La politique de défense et de sécurité en Méditerranée vue par Rome et Paris – Convergences et divergences franco-italiennes depuis 2011

Mémoire réalisé par Axel GAUTHIER, réalisé sous la direction de Monsieur Walter Bruyère-Ostells.

RÉSUMÉ

La France et l’Italie entretiennent des relations complexes. La Méditerranée qui les unit, est redevenue un théâtre de conflit et une priorité stratégique majeure. Entre la fin 2017 et le début de l’année 2019, les tensions entre les deux pays ont fait l’objet d’une couverture médiatique de plus en plus régulière. Ces tensions se sont accrues sur de multiples questions telles que leurs politiques et stratégies respectives adoptées en réponse à la crise libyenne, et leurs problèmes nationaux et sociaux respectifs, y compris la question des flux de migrations en Italie. Ce travail de recherche porte sur les enjeux de sécurité et de défense en Méditerranée et la complexité des relations franco-italiennes, en considérant la relation dynamique que ces deux facteurs ont nouée entre eux, et leurs implications concernant l’élaboration d’une politique de défense commune en direction de la rive Sud. Le but est à la fois de dresser un état des lieux et une mise en perspective dynamique de la convergence stratégique franco-italienne dans plusieurs composantes de la Méditerranée, afin d’en apprécier la cohérence d’ensemble mais aussi les éventuels conflits d’approche et d’intérêts sectoriels qui entravent son développement.

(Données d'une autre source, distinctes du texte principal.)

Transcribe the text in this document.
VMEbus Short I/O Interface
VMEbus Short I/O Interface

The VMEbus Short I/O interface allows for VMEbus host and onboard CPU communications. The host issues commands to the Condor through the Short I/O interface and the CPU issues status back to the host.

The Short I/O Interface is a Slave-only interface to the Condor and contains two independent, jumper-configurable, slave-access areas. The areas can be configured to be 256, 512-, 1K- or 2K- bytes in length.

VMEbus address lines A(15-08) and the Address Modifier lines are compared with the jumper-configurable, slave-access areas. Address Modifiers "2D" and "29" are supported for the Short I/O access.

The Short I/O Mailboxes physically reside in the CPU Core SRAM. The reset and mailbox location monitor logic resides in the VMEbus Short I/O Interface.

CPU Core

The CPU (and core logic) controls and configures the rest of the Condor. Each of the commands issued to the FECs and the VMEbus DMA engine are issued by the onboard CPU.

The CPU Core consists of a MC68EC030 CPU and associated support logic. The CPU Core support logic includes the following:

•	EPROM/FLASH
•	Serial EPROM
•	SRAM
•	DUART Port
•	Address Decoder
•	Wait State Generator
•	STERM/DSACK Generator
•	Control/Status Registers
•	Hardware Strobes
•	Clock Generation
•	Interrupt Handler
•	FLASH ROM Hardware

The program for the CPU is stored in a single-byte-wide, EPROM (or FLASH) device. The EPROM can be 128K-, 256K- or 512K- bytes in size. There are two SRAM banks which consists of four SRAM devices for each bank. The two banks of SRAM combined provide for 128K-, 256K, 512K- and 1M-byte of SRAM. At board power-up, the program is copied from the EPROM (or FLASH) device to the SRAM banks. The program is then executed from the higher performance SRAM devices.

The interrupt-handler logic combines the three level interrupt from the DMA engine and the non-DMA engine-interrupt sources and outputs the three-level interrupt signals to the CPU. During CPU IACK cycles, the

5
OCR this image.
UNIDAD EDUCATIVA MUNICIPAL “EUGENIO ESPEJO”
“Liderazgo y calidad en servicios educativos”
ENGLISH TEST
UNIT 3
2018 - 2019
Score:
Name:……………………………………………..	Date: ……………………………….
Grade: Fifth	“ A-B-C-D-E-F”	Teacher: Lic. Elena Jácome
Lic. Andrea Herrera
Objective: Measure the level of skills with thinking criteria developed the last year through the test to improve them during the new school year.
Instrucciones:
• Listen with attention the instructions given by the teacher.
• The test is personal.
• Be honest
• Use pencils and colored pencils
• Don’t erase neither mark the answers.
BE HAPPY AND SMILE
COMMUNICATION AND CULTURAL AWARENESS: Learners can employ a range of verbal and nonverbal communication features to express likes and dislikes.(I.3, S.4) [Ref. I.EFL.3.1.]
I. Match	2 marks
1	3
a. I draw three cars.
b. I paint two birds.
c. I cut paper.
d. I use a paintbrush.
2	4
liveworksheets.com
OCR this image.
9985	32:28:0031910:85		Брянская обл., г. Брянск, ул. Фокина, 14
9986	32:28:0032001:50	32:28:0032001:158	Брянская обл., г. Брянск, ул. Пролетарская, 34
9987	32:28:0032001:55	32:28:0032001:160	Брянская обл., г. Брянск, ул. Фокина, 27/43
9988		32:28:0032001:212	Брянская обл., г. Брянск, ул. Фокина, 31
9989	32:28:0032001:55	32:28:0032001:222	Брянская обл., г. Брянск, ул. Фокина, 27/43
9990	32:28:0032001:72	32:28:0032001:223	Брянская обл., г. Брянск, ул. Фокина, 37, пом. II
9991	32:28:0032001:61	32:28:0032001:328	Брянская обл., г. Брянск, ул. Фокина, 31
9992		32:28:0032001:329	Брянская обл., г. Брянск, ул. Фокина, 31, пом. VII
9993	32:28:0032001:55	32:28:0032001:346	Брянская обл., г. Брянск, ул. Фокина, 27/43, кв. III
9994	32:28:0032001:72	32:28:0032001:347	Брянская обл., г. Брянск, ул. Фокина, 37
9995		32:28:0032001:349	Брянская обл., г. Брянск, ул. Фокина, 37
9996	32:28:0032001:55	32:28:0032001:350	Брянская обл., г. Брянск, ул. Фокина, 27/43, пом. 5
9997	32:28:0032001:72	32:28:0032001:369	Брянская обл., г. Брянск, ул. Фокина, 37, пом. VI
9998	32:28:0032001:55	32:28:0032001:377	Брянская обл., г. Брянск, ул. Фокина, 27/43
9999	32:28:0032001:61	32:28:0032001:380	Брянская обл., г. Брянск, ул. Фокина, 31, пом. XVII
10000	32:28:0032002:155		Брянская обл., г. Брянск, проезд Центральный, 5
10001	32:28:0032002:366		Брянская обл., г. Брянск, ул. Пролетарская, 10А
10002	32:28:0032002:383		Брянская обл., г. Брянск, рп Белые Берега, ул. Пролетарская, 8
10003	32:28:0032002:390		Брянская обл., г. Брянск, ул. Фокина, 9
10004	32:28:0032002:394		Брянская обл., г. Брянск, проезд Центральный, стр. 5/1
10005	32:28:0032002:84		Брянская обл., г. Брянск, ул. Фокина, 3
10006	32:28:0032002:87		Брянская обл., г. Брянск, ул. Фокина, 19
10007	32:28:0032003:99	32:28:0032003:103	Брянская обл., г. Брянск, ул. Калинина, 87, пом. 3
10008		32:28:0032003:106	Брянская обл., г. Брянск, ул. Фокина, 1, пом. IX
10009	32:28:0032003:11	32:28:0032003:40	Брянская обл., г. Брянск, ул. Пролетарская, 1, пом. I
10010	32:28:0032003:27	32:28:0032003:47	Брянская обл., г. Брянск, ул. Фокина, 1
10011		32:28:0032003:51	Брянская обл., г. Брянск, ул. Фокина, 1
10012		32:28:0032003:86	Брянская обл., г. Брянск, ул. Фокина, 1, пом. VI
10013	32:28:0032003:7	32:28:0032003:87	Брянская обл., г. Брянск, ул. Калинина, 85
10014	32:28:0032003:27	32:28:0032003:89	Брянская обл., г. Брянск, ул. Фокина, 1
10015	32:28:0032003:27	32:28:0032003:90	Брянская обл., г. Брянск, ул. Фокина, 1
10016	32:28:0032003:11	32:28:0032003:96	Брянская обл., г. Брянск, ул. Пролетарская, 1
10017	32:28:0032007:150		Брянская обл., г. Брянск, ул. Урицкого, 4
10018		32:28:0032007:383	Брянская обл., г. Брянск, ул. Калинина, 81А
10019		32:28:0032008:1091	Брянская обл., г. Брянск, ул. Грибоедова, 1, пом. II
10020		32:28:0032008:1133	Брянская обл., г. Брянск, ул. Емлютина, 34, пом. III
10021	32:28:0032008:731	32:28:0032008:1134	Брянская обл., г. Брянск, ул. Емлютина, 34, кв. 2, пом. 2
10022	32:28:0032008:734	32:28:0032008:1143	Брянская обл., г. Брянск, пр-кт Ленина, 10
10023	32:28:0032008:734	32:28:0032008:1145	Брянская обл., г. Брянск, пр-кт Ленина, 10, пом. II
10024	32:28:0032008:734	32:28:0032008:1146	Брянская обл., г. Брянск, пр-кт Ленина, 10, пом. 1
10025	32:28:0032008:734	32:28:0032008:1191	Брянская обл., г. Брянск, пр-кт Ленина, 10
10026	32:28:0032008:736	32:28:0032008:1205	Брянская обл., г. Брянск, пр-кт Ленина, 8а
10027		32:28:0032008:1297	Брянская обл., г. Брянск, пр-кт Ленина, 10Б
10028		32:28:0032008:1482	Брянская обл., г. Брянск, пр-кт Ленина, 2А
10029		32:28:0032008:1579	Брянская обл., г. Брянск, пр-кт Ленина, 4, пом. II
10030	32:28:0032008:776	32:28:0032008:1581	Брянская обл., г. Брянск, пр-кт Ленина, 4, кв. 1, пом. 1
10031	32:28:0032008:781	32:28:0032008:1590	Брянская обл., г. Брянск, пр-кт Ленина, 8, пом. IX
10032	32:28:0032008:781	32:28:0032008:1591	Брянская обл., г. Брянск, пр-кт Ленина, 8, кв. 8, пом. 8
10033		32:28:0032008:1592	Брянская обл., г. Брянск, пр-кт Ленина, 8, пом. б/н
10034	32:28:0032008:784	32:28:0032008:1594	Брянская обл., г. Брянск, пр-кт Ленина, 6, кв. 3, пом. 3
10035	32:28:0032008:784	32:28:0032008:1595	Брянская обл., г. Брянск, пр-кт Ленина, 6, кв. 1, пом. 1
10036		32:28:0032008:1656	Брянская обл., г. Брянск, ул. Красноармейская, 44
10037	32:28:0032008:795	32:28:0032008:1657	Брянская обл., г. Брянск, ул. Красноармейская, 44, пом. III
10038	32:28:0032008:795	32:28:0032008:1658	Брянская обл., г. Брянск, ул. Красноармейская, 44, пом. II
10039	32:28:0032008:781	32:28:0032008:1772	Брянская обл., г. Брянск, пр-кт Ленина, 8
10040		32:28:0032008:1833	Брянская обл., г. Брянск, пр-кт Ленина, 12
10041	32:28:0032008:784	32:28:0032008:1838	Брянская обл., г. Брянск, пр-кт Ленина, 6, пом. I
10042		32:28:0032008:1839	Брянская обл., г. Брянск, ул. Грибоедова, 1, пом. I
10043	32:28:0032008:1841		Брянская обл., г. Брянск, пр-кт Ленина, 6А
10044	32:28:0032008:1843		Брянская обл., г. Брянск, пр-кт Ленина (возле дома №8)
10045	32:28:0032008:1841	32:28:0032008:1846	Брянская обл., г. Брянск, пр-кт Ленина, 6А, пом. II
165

Au cours de la dernière décennie, la France et l’Italie ont donc portée toute leur attention sur la Méditerranée, alors que de nouvelles menaces y émergeaient progressivement. Dans ce cadre, l’harmonisation de leurs démarches n’est pas toujours facile. La mise en rapport des cultures stratégiques, fait d’abord apparaître certaines divergences en termes d’emploi de la force militaire, et concernant l’efficacité de la contrainte armée en vue de la solution à apporter à des problématiques politiques complexes à l’intérieur des zones de crise. En matière de politique de défense, les deux pays conservent une culture et des représentations différentes.

Concernant leur projection et les scénarios de déploiement en Méditerranée, les deux États présentent également des différences en termes de priorités politico-stratégiques. Visiblement, l’insuffisance du dialogue stratégique concernant le Maghreb et le Sahel est un cas de figure, pour lequel on a pu constater une différence d’intérêts et d’approches. Le prisme sahélien de la France inclut par exemple la Libye dans un agenda régional de lutte contre le terrorisme, tandis que l’Italie a une vision principalement centrée sur Tripoli, en tant que zone économique privilégiée et plateforme de départ des flux de migrations. Si l’Italie a de fait progressivement intégré l’importance du Sahel, les motifs justifiant le renforcement de sa présence militaire dans la région dénotent bien une différence avec la France en termes d’objectifs politico-stratégiques.

Cette analyse et cette mise en perspective dynamique des différents scénarios fait enfin apparaître la nécessité d’une approche commune des facteurs transverses de l’espace méditerranéen, qui concentrent la majeure partie des difficultés. La relation triangulaire entre terrorisme, migration et instabilité nécessiterait un effort coordonné des gouvernements européens, pour s’attaquer à ces trois phénomènes à la source. La détérioration de la situation sécuritaire et humanitaire constituant une menace croissante, la France et l’Italie ont cherché et apporté des réponses stratégiques parfois divergentes au défi combiné de la menace djihadiste, des réseaux criminels transnationaux et des migrations. Il conviendrait ainsi d’adopter une approche commune au phénomène migratoire en Méditerranée, en tant que problème de sécurité transfrontalière de l’UE, et générateur de divergence sur le flanc sud. L’absence d’une prise en charge durable de cette problématique régionale, dont la détérioration menace à tout moment de se répercuter sur la relation bilatérale, continuera sans aucun doute d’accaparer l’attention de l’Italie dans l’ordre des priorités stratégiques.